Fontes citadas por Al Arabiya, que se reportam a familiares, afirmam que o ataque ocorreu enquanto Saif se encontrava no jardim de sua residência e teria sido perpetrado por quatro indivíduos que fugiram rapidamente do local. Às autoridades locais e a observadores independentes, restaram então horas de combates entre milícias locais e forças leais ao antigo regime, durante confrontos relatados nas áreas de al-Hamada e nas imediações de Zintan.
Com 53 anos, Saif al-Islam era visto por muitos como o rosto reformista do clã Gheddafi e o herdeiro político potencial do antigo regime. À frente do Comitê de Reconciliação Nacional da Líbia, vinha alertando publicamente, nos meses recentes, para o agravamento da insegurança e para o risco de um renovado ciclo de violência — previsões que, hoje, ganham a crueza dos fatos.

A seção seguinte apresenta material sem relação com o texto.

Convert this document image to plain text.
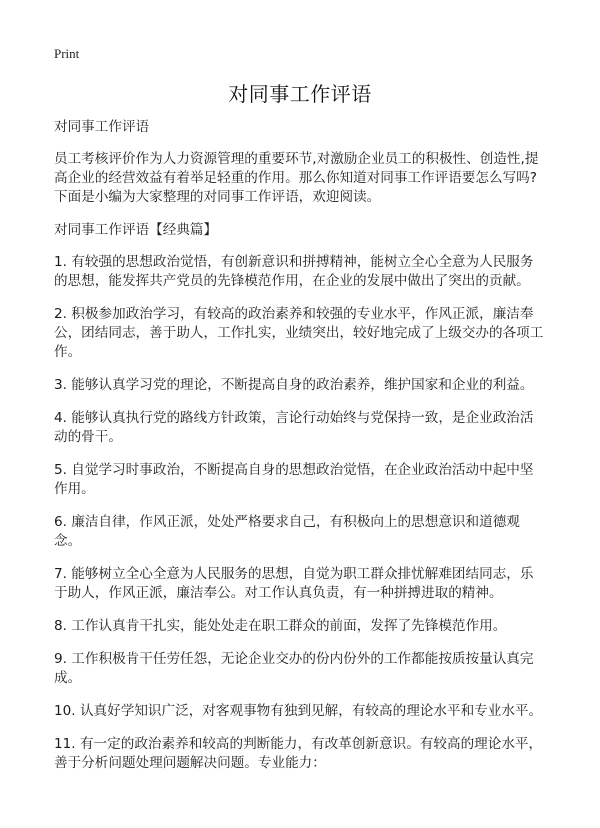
Print
对同事工作评语

对同事工作评语

员工考核评价作为人力资源管理的重要环节,对激励企业员工的积极性、创造性,提高企业的经营效益有着举足轻重的作用。那么你知道对同事工作评语要怎么写吗?下面是小编为大家整理的对同事工作评语，欢迎阅读。

对同事工作评语【经典篇】

1. 有较强的思想政治觉悟，有创新意识和拼搏精神，能树立全心全意为人民服务的思想，能发挥共产党员的先锋模范作用，在企业的发展中做出了突出的贡献。

2. 积极参加政治学习，有较高的政治素养和较强的专业水平，作风正派，廉洁奉公，团结同志，善于助人，工作扎实，业绩突出，较好地完成了上级交办的各项工作。

3. 能够认真学习党的理论，不断提高自身的政治素养，维护国家和企业的利益。

4. 能够认真执行党的路线方针政策，言论行动始终与党保持一致，是企业政治活动的骨干。

5. 自觉学习时事政治，不断提高自身的思想政治觉悟，在企业政治活动中起中坚作用。

6. 廉洁自律，作风正派，处处严格要求自己，有积极向上的思想意识和道德观念。

7. 能够树立全心全意为人民服务的思想，自觉为职工群众排忧解难团结同志，乐于助人，作风正派，廉洁奉公。对工作认真负责，有一种拼搏进取的精神。

8. 工作认真肯干扎实，能处处走在职工群众的前面，发挥了先锋模范作用。

9. 工作积极肯干任劳任怨，无论企业交办的份内份外的工作都能按质按量认真完成。

10. 认真好学知识广泛，对客观事物有独到见解，有较高的理论水平和专业水平。

11. 有一定的政治素养和较高的判断能力，有改革创新意识。有较高的理论水平，善于分析问题处理问题解决问题。专业能力：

Formado em engenharia e detentor de doutorado pela London School of Economics, Saif combinou, ao longo de sua trajetória, funções diplomáticas, filantrópicas e de gestão de ativos do Estado, tendo conduzido a fundação caritativa em nome do pai e atuado em órgãos financeiros estatais. Entre 2000 e 2011 foi, por vezes, apontado como o arquiteto de um tímido, porém real, movimento de aproximação da Líbia com o Ocidente: persuadiu o regime a abandonar ambições nucleares e atuou na libertação das enfermeiras búlgaras acusadas na tragédia de responsabilização por HIV em hospitais do país.
Na sequência da queda de seu pai em 2011, Saif al-Islam foi indiciado pela Corte Penal Internacional por crimes contra a humanidade ligados à repressão das insurreições daquele ano. Capturado no sul do país, permaneceu detido por quase seis anos em Zintan, sob autoridade de milícias locais, e fora condenado à morte à revelia por um tribunal de Trípoli.
Sua reinserção na cena pública nos anos seguintes fez dele uma figura central — e controversa — na fraturada arquitetura política líbia. Negociador em dossiers difíceis, como os acordos de compensação relacionados ao atentado de Lockerbie (1988), ao ataque ao clube noturno em Berlim e ao caso do voo da UTA (1989), Saif cultivou tanto redes de poder internas quanto interlocuções internacionais. Hoje, sua eliminação representa um movimento decisivo no tabuleiro da tectônica de poder norte-africana, com potenciais repercussões para a estabilidade regional.
Do ponto de vista estratégico, trata-se de um episódio que reforça os alicerces frágeis da diplomacia local: a ausência de um poder central forte continua a transformar disputas políticas em confrontos armados, enquanto atores externos observam e recalculam suas posições. A morte de Saif al-Islam reabre velhas feridas e acende novos riscos de escalada — um lembrete sombrio de que a Líbia permanece um tabuleiro em que a ordem só se consolida com negociações capazes de redesenhar fronteiras invisíveis de influência.